Central bank activity, which has already started in the major economies is being closely watched, not that many people expect the latest round of interest rate cuts to do much given they’re already on the floor (or through the boards), but government spending could be a big booster as the rest of the world follows China with a spending spree.

Gold, which has emerged as the big winner from the global shake-out of asset values and confidence in government, will remain a go-to investment, but it should also be one to watch carefully.

Wildly bullish gold-price forecasts, such as the $US3000 an ounce this week from high-profile Canadian economist, Dave Rosenberg, could come true, but there could also be pressure on gold later this year if government spending triggers a surge in the prices of basic raw materials such as copper, nickel and zinc.

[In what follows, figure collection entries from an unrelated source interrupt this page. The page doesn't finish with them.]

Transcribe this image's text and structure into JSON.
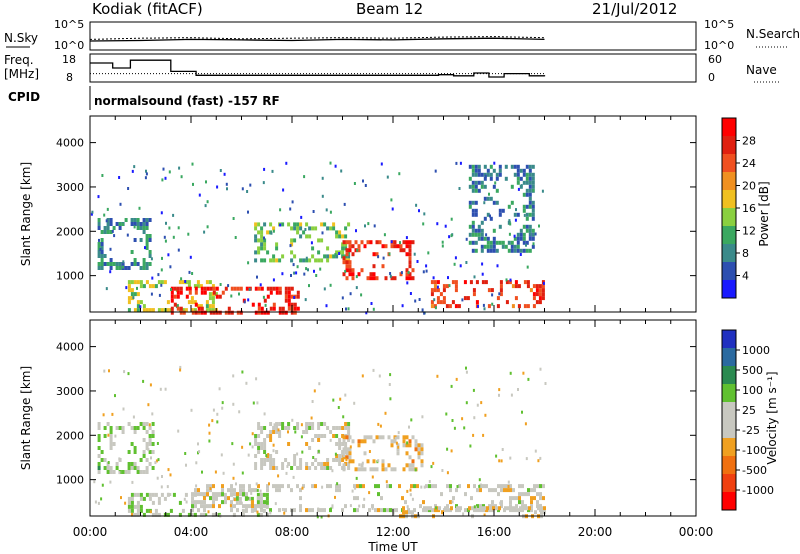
{
  "header": {
    "station": "Kodiak (fitACF)",
    "beam": "Beam 12",
    "date": "21/Jul/2012"
  },
  "noise_panel": {
    "left_label": "N.Sky",
    "right_label": "N.Search",
    "left_ticks": [
      "10^5",
      "10^0"
    ],
    "right_ticks": [
      "10^5",
      "10^0"
    ]
  },
  "freq_panel": {
    "left_label_line1": "Freq.",
    "left_label_line2": "[MHz]",
    "right_label": "Nave",
    "left_ticks": [
      "18",
      "8"
    ],
    "right_ticks": [
      "60",
      "0"
    ]
  },
  "cpid_panel": {
    "label": "CPID",
    "text": "normalsound (fast) -157 RF"
  },
  "x_axis": {
    "label": "Time UT",
    "tick_labels": [
      "00:00",
      "04:00",
      "08:00",
      "12:00",
      "16:00",
      "20:00",
      "00:00"
    ]
  },
  "colors": {
    "power_scale": [
      "#1a1aff",
      "#2d4fb0",
      "#3a8a8a",
      "#3aa860",
      "#8ad040",
      "#f0c020",
      "#f09020",
      "#f05020",
      "#e02010",
      "#ff0000"
    ],
    "velocity_scale": [
      "#2030c0",
      "#2a6aa0",
      "#2a8a50",
      "#60c030",
      "#c8c8c0",
      "#c8c8c0",
      "#f0a020",
      "#f07010",
      "#f04010",
      "#ff0000"
    ]
  },
  "chart_data": [
    {
      "type": "line",
      "title": "Kodiak (fitACF)",
      "series": [
        {
          "name": "N.Sky",
          "x_hours": [
            0,
            2,
            4,
            6,
            8,
            10,
            12,
            14,
            16,
            18
          ],
          "values_log10": [
            1.6,
            1.7,
            1.9,
            1.8,
            1.7,
            1.9,
            1.8,
            2.0,
            2.1,
            1.9
          ]
        },
        {
          "name": "N.Search",
          "x_hours": [
            0,
            2,
            4,
            6,
            8,
            10,
            12,
            14,
            16,
            18
          ],
          "values_log10": [
            1.9,
            2.1,
            2.2,
            2.0,
            2.1,
            2.2,
            2.1,
            2.3,
            2.4,
            2.2
          ]
        }
      ],
      "ylim": [
        0,
        5
      ],
      "xlim": [
        0,
        24
      ]
    },
    {
      "type": "line",
      "series": [
        {
          "name": "Freq.",
          "x_hours": [
            0,
            0.9,
            1.6,
            3.2,
            4.2,
            13.8,
            14.4,
            15.2,
            15.8,
            16.4,
            17.4,
            18.0
          ],
          "values": [
            14.8,
            13.0,
            15.8,
            11.8,
            10.4,
            10.6,
            10.2,
            11.2,
            9.8,
            11.0,
            10.2,
            10.0
          ]
        },
        {
          "name": "Nave",
          "x_hours": [
            0,
            18
          ],
          "values": [
            18,
            18
          ]
        }
      ],
      "ylim_freq": [
        8,
        18
      ],
      "ylim_nave": [
        0,
        60
      ],
      "xlim": [
        0,
        24
      ]
    },
    {
      "type": "heatmap",
      "title": "Beam 12",
      "xlabel": "Time UT",
      "ylabel": "Slant Range [km]",
      "x_ticks": [
        "00:00",
        "04:00",
        "08:00",
        "12:00",
        "16:00",
        "20:00",
        "00:00"
      ],
      "xlim": [
        0,
        24
      ],
      "ylim": [
        180,
        4600
      ],
      "y_ticks": [
        1000,
        2000,
        3000,
        4000
      ],
      "colorbar_label": "Power [dB]",
      "colorbar_ticks": [
        "4",
        "8",
        "12",
        "16",
        "20",
        "24",
        "28"
      ],
      "colorbar_range": [
        0,
        30
      ],
      "blobs": [
        {
          "t_start": 1.5,
          "t_end": 5.0,
          "r_start": 200,
          "r_end": 900,
          "value": 14
        },
        {
          "t_start": 3.2,
          "t_end": 8.2,
          "r_start": 200,
          "r_end": 750,
          "value": 26
        },
        {
          "t_start": 6.5,
          "t_end": 10.2,
          "r_start": 1300,
          "r_end": 2200,
          "value": 12
        },
        {
          "t_start": 10.0,
          "t_end": 12.8,
          "r_start": 900,
          "r_end": 1800,
          "value": 25
        },
        {
          "t_start": 13.5,
          "t_end": 18.0,
          "r_start": 300,
          "r_end": 900,
          "value": 24
        },
        {
          "t_start": 0.3,
          "t_end": 2.4,
          "r_start": 1200,
          "r_end": 2300,
          "value": 8
        },
        {
          "t_start": 15.0,
          "t_end": 17.5,
          "r_start": 1600,
          "r_end": 3500,
          "value": 7
        }
      ]
    },
    {
      "type": "heatmap",
      "xlabel": "Time UT",
      "ylabel": "Slant Range [km]",
      "x_ticks": [
        "00:00",
        "04:00",
        "08:00",
        "12:00",
        "16:00",
        "20:00",
        "00:00"
      ],
      "xlim": [
        0,
        24
      ],
      "ylim": [
        180,
        4600
      ],
      "y_ticks": [
        1000,
        2000,
        3000,
        4000
      ],
      "colorbar_label": "Velocity [m s⁻¹]",
      "colorbar_ticks": [
        "1000",
        "500",
        "100",
        "25",
        "-25",
        "-100",
        "-500",
        "-1000"
      ],
      "colorbar_range": [
        -1200,
        1200
      ],
      "blobs": [
        {
          "t_start": 1.5,
          "t_end": 7.0,
          "r_start": 200,
          "r_end": 700,
          "value": 150
        },
        {
          "t_start": 4.0,
          "t_end": 18.0,
          "r_start": 300,
          "r_end": 900,
          "value": 0
        },
        {
          "t_start": 6.5,
          "t_end": 10.2,
          "r_start": 1300,
          "r_end": 2300,
          "value": 0
        },
        {
          "t_start": 10.0,
          "t_end": 13.2,
          "r_start": 1200,
          "r_end": 2000,
          "value": -250
        },
        {
          "t_start": 0.3,
          "t_end": 2.5,
          "r_start": 1200,
          "r_end": 2300,
          "value": 200
        },
        {
          "t_start": 12.0,
          "t_end": 18.0,
          "r_start": 150,
          "r_end": 400,
          "value": -150
        }
      ]
    }
  ]
}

If there is a key take-away message from London bankers it really is as mundane as keep calm and carry on. The correction we’re having was both predictable and widely predicted – what wasn’t expected was for it to happen in a matter of hours, but that’s probably a result of high-speed trading and the rapid flow of news.

So, if the correction came quickly, a question to consider is whether the correction to the correction (also known as recovery) can come just as quickly.

The Goldman Sachs guide to bear markets is six months down and 12-months to be back up.

It would not be a surprise if this time the fall is faster (we might already be at the bottom, or close to it) and the recovery could be underway before Christmas – fingers crossed.